Mais le rapport va plus loin : certaines associations pourraient également mettre en œuvre une gouvernance de type société à mission (avec notamment l’instauration d’un comité de mission chargé de s’assurer que la mission sociale a été bien remplie) et devenir ainsi « association à mission ». A ce stade, le rapport se contente, fort prudemment, d’« étudier un statut d’associations à mission ». De fait, ce nouveau statut pourrait intéresser nombre d’associations de grande taille ou non. On peut ainsi concevoir qu’une association regroupant les commerçants d’un centre commercial se propose, à titre d’objectif environnemental, de réduire le bilan carbone de l’activité de ses membres. Cette mission se distingue nettement de l’objet associatif, qui est de défendre les intérêts de ses membres (notamment vis-à-vis de leur bailleur), ou encore de mener des opérations d’animation du centre commercial. On est tenté d’aller plus loin que le Rapport Rocher et de proposer d’étendre le statut de « groupement à mission » à d’autres organismes sans but lucratif, tels que les fondations, voire encore les fonds de pérennité.

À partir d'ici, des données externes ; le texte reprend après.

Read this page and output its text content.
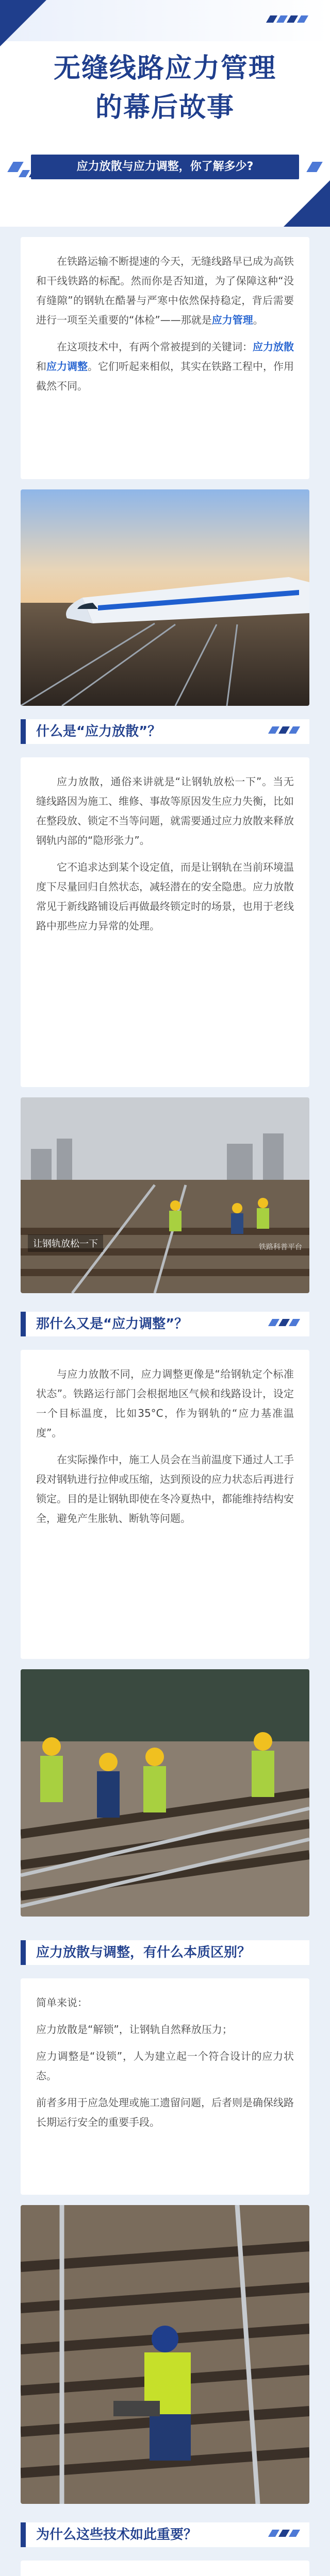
无缝线路应力管理
的幕后故事
应力放散与应力调整，你了解多少?

在铁路运输不断提速的今天，无缝线路早已成为高铁和干线铁路的标配。然而你是否知道，为了保障这种“没有缝隙”的钢轨在酷暑与严寒中依然保持稳定，背后需要进行一项至关重要的“体检”——那就是应力管理。

在这项技术中，有两个常被提到的关键词：应力放散和应力调整。它们听起来相似，其实在铁路工程中，作用截然不同。

什么是“应力放散”？

应力放散，通俗来讲就是“让钢轨放松一下”。当无缝线路因为施工、维修、事故等原因发生应力失衡，比如在整段放、锁定不当等问题，就需要通过应力放散来释放钢轨内部的“隐形张力”。

它不追求达到某个设定值，而是让钢轨在当前环境温度下尽量回归自然状态，减轻潜在的安全隐患。应力放散常见于新线路铺设后再做最终锁定时的场景，也用于老线路中那些应力异常的处理。

让钢轨放松一下	铁路科普平台
那什么又是“应力调整”？

与应力放散不同，应力调整更像是“给钢轨定个标准状态”。铁路运行部门会根据地区气候和线路设计，设定一个目标温度，比如35°C，作为钢轨的“应力基准温度”。

在实际操作中，施工人员会在当前温度下通过人工手段对钢轨进行拉伸或压缩，达到预设的应力状态后再进行锁定。目的是让钢轨即使在冬冷夏热中，都能维持结构安全，避免产生胀轨、断轨等问题。

应力放散与调整，有什么本质区别？

简单来说：

应力放散是“解锁”，让钢轨自然释放压力；

应力调整是“设锁”，人为建立起一个符合设计的应力状态。

前者多用于应急处理或施工遗留问题，后者则是确保线路长期运行安全的重要手段。

为什么这些技术如此重要？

Le rapport Rocher évoque, par ailleurs, les associations à un autre titre. La loi Pacte a également introduit dans notre droit des sociétés la notion de « raison d’être », laquelle est « constituée des principes dont la société se dote et pour le respect desquels elle entend affecter des moyens dans la réalisation de son activité ».
C. civ., art. 1835 compl.
Cette raison d’être, tout comme le statut de société à mission, revêt un caractère facultatif et doit être inscrite dans les statuts de la société qui l’adopte. Mais elle s’applique ici à tous les types de sociétés, civiles comme commerciales. Un manquement d’une société à sa raison d’être pourrait être une source de responsabilité pour celle-ci. Or, comme l’a affirmé à juste titre le rapport Rocher, un tiers pourrait valablement agir contre la société « en cas de manquement à la raison d’être dès lors que l’engagement de la société est suffisamment précis » en application du droit commun de la responsabilité civile.
C. civ., art. 1240

Pour le rapport, le risque de contentieux, en ce domaine, viendra sans doute essentiellement de l’action d’associations. Citons, en guise de conclusion, un extrait de celui-ci (p. 37) : « Il faut rappeler, d’une part, qu’il existe en France environ quatre cent cinquante organisations non gouvernementales auxquelles s’ajoutent les associations de défense des consommateurs et, d’autre part, que la Cour de cassation admet la recevabilité de l’action civile d’une association ne bénéficiant d’aucune habilitation légale lorsque cette action entre dans son objet social. Le risque est donc large ».